Gündem
03 Haz 2015 08:53 Son Güncelleme: 23 Kas 2018 17:37

RSF: Can Dündar'ın yanındayız!

Uluslararası Sınır Tanımayan Gazeteciler (RSF) Örgütü, yayınladığı haber sonrasında hükümetin hedef haline gelen Can Dündar'la ilgili bir açıklamada bulundu.

Uluslararası Sınır Tanımayan Gazeteciler (RSF) örgütü, Milli İstihbarat Teşkilatı'na (MİT) ait TIR'larda Suriye'ye silah taşındığına ilişkin fotoğraf ve video kesitleri yayınlayan Cumhuriyet gazetesine yönelik yürütmenin yoğun baskılarını kınadı.

Cumhuriyet gazetesinin Ocak 2015'te Charlie Hebdo mizah dergisinin "Hayatta kalanlar" kapağını sayfalarına taşıdığı için baskıların hedefi olmayan başladığını hatırlatan Paris merkezli örgütü, "İşte Erdoğan'ın yok dediği silahlar" başlıklı yayınla ilgili de Cumhuriyet gazetesi ve yayın yönetmeni Can Dündar hakkında Terörle Mücadele Kanunu (TMK) uyarınca soruşturma açıldığını bildirdi.

Uluslararası medya özgürlüğü örgütü, yaptığı yazılı açıklamada, Cumhurbaşkanı Erdoğan'ı medyayı tehdit etmeye, yargıya da müdahalede bulunmaya bir son vermeye çağırdı.

"MEDYA TEHDİT ETMEYİN, YARGIYA MÜDAHALE ETMEYİN"

RSF Doğu Avrupa ve Orta Asya Bürosu temsilcisi Johann Bihr, "Cumhurbaşkanı Erdoğan'ı medyayı tehdit etmeye, yargıya da müdahale etmeye son vermeye çağırıyoruz. İstanbul Savcılığı da söz konusu takibatları bir kenara bırakmalıdır" dedi.

"SUÇLU CUMHURİYET DEĞİL"

Bihr açıklamasında şöyle dedi: "Ankara'nın Suriye politikası Türkiye kamuoyunu meşgul eden en önemli hususlardan biridir. Bu nedenle toplumun da, kendi hükümetlerinin silah teslimatı yapıp yapmadığını, yaptıysa kime teslim yapıldığını bilmeye hakkı vardır.

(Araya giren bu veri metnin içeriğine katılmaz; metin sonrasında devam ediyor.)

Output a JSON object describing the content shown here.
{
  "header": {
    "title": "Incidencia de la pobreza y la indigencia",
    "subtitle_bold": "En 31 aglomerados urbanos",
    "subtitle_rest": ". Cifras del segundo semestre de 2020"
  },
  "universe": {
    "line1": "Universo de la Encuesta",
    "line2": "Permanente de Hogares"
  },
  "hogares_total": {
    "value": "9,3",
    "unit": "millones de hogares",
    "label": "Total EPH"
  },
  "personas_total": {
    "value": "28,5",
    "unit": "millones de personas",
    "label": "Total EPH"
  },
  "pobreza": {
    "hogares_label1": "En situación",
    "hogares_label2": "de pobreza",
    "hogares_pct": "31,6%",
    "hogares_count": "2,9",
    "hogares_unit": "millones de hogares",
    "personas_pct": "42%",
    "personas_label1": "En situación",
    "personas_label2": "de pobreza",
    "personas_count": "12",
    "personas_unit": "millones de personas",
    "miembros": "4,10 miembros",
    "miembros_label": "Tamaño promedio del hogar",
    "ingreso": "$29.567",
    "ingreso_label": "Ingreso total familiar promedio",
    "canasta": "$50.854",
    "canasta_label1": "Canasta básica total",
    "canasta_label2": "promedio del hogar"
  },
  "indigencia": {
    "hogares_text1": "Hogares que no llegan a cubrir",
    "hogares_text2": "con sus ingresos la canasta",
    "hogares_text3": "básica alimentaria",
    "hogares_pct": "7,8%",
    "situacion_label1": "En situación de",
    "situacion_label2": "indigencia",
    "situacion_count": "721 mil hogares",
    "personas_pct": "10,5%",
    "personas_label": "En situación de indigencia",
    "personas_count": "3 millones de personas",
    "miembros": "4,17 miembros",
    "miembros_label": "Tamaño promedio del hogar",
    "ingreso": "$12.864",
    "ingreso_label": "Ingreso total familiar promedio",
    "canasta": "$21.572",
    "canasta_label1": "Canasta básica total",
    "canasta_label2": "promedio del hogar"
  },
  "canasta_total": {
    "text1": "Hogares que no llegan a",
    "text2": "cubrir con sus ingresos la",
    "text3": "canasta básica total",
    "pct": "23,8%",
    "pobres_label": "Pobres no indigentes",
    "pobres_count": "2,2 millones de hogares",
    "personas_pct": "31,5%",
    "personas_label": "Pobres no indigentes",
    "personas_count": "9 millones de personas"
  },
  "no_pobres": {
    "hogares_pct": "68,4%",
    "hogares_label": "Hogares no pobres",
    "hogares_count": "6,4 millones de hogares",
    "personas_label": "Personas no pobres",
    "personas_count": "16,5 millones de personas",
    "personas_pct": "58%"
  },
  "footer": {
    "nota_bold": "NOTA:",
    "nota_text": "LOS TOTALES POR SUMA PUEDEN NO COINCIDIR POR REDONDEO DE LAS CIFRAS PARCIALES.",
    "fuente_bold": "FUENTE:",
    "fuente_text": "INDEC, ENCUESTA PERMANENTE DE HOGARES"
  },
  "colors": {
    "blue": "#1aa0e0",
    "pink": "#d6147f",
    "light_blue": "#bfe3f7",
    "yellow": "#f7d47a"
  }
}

Eğer yürütme sıkışmış durumdaysa, bunun suçlusu bilgi verme sorumluluğunu yerine getirmekten başka bir şey yapmayan Cumhuriyet gazetesi değildir".

DÜNDAR: DEVLET MEMURU DEĞİLİZ, GAZETECİYİZ

RSF, halkın haber alma hakkına sahip çıkan Can Dündar ile tam dayanışma içerisindedir. Gazeteci, tutumunu 1 Haziran 2015 tarihli yazısında "Devlet memuru değil, gazeteciyiz" sözleriyle özetliyor. Dündar, iki dava çerçevesinde de İstanbul 2. Asliye Ceza Mahkemesi'nde "Erdoğan'a hakaret" iddiasıyla yargılanıyor.